Cocaine on banknotes

I was surprised at a news article in the English MailOnline, which states that Every British bank note is contaminated by cocaine within weeks of entering circulation. I wasn’t surprised about the cocaine issue, but about the fact that the media seemed to think this was new or unusual.

I’ve been working on cases involving drug traces on banknotes since 2002 and even back then 95% of English banknotes were contaminated with traces of cocaine. To my mind, the most comprehensive database dealing with drug traces on banknotes is compiled and maintained by a company in the West Country of England. When I left England in 2008, practically 100% of banknotes in the database were contaminated with cocaine (and not just contaminated but high levels of contamination), less were contaminated with MDMA (from Ecstasy) and amphetamine, and less still with diamorphine (from heroin) and THC (from cannabis).  The company is question is not one of the mainstream prosecution laboratories but a standalone organisation that has developed specific equipment to deal with analysing traces of drugs on all sorts of items including vehicles, clothing, mobile phones and, of course, banknotes.

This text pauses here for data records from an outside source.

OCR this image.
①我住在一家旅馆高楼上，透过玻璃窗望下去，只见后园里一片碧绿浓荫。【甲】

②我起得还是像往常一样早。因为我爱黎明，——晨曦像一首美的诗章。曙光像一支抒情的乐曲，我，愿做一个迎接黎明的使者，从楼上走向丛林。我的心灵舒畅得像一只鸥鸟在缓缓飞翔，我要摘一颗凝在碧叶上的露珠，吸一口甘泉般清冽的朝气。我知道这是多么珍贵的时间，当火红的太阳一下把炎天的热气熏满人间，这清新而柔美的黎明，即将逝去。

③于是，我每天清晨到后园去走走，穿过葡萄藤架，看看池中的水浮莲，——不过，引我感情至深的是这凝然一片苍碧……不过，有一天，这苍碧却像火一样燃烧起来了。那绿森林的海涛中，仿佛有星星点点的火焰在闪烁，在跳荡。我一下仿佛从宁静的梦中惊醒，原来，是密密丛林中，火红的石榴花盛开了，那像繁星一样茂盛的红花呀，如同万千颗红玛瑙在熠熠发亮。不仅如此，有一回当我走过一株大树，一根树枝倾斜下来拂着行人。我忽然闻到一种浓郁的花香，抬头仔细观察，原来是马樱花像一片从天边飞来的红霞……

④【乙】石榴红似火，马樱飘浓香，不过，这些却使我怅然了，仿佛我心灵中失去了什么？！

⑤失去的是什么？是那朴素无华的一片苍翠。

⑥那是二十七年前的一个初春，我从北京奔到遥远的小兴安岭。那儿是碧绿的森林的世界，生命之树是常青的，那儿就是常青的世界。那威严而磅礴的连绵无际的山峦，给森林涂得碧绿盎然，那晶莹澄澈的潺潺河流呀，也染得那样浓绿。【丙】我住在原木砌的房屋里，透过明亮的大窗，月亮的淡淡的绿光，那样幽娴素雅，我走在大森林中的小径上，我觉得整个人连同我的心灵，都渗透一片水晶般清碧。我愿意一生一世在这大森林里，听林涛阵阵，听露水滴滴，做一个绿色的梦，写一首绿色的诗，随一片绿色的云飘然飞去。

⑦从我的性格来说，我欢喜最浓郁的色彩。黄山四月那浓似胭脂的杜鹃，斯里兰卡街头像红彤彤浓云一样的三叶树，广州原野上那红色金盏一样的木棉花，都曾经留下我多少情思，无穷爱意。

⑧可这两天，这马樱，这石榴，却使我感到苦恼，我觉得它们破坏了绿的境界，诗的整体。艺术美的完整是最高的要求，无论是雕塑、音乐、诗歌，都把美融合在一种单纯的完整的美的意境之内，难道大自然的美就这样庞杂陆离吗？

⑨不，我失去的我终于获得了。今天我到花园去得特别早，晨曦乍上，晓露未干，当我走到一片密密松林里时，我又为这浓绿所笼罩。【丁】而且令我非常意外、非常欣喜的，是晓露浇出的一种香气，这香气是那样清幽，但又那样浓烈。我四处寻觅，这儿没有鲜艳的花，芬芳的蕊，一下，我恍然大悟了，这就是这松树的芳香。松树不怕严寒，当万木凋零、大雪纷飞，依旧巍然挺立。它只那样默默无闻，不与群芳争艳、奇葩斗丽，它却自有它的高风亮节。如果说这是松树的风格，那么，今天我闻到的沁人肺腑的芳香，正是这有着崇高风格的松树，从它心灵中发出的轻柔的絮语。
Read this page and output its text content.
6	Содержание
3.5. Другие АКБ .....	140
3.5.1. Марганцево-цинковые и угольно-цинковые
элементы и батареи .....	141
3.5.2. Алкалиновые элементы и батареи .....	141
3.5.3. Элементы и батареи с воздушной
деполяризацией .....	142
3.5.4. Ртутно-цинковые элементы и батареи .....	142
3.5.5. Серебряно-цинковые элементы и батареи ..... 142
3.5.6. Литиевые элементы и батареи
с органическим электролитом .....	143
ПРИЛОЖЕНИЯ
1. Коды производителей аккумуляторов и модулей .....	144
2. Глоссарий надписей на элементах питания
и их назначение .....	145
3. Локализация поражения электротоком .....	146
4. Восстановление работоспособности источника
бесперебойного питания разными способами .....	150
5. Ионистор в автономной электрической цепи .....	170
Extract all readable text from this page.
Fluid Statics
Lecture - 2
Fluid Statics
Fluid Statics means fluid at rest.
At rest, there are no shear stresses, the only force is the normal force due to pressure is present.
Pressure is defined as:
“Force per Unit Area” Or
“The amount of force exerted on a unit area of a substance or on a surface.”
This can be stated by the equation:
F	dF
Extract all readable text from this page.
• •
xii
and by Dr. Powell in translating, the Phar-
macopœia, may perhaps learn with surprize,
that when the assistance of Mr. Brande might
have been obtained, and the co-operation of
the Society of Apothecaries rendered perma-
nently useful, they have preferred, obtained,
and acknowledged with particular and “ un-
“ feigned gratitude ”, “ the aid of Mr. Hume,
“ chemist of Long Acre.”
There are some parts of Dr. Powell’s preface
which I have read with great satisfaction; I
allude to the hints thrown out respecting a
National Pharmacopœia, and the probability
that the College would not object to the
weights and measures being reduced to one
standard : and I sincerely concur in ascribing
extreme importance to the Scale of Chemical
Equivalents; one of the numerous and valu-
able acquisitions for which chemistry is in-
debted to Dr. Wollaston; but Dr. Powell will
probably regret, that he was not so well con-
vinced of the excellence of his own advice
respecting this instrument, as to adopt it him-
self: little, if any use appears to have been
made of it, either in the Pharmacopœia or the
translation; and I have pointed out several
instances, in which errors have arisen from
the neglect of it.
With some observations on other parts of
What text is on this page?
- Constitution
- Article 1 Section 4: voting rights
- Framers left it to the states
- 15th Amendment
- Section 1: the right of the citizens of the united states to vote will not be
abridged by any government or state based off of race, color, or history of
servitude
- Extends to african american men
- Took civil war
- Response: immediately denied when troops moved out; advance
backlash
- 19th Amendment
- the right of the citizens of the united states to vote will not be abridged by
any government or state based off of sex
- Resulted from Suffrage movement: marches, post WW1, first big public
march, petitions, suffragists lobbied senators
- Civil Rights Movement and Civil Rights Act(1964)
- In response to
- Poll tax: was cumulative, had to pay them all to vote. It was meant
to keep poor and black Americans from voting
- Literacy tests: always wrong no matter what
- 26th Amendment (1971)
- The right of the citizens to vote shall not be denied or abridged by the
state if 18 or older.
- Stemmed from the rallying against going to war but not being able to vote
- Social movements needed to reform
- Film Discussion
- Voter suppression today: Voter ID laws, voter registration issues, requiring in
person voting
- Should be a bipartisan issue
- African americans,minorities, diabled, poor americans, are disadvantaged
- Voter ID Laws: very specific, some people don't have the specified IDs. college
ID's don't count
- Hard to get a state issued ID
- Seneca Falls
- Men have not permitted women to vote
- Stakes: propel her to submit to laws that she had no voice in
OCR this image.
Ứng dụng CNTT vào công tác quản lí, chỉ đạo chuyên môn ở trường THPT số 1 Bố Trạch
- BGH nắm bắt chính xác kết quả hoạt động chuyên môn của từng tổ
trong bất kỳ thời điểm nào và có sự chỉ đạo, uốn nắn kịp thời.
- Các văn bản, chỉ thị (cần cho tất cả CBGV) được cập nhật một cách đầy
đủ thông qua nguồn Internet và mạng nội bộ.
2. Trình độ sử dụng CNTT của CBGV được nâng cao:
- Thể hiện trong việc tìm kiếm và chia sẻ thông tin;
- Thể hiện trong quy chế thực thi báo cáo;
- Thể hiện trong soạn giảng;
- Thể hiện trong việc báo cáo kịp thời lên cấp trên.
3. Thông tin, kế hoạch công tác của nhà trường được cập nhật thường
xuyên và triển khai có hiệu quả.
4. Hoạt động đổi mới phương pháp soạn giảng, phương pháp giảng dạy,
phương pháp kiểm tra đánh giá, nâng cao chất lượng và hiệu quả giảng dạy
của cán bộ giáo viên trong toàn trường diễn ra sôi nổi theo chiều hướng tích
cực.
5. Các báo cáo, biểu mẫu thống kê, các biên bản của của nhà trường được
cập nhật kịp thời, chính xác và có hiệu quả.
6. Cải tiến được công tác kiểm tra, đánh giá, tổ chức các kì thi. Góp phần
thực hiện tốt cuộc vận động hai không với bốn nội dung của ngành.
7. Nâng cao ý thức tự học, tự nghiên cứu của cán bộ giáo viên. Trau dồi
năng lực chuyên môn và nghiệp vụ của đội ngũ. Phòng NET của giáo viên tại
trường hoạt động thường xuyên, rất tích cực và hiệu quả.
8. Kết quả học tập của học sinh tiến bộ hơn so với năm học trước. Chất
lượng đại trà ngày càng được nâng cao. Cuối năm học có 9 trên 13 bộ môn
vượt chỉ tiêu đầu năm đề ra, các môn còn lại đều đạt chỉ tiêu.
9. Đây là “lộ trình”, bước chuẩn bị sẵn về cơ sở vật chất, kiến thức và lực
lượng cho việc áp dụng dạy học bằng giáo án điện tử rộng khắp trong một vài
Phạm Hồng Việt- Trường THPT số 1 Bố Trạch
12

It should be remembered however that the traces of drugs we’re talking about here are so minute that they can’t be seen with the naked eye.  To put it into perspective, if one took a grain of salt and divided it into 1,000 pieces and then if one took one of those pieces and divided again into 1,000 pieces, this is the level of contamination that the anaytical equipment can detect – it’s teeny, teeny tiny.  The other way to look at is if the total amount of drugs present on one million English banknotes (each contaminated with this small weight) was bulked together it would amount in size to no more than a single grain of salt.

Drug traces on banknotes can be extremely valuable for assisting Police and Customs to determine whether or not seized quantities of money have been involved with the drug trade but cocaine has always been a difficult one to interpret.  Wouldn’t it be great if the technology could be applied in New Zealand, given that there is such a problem with P here?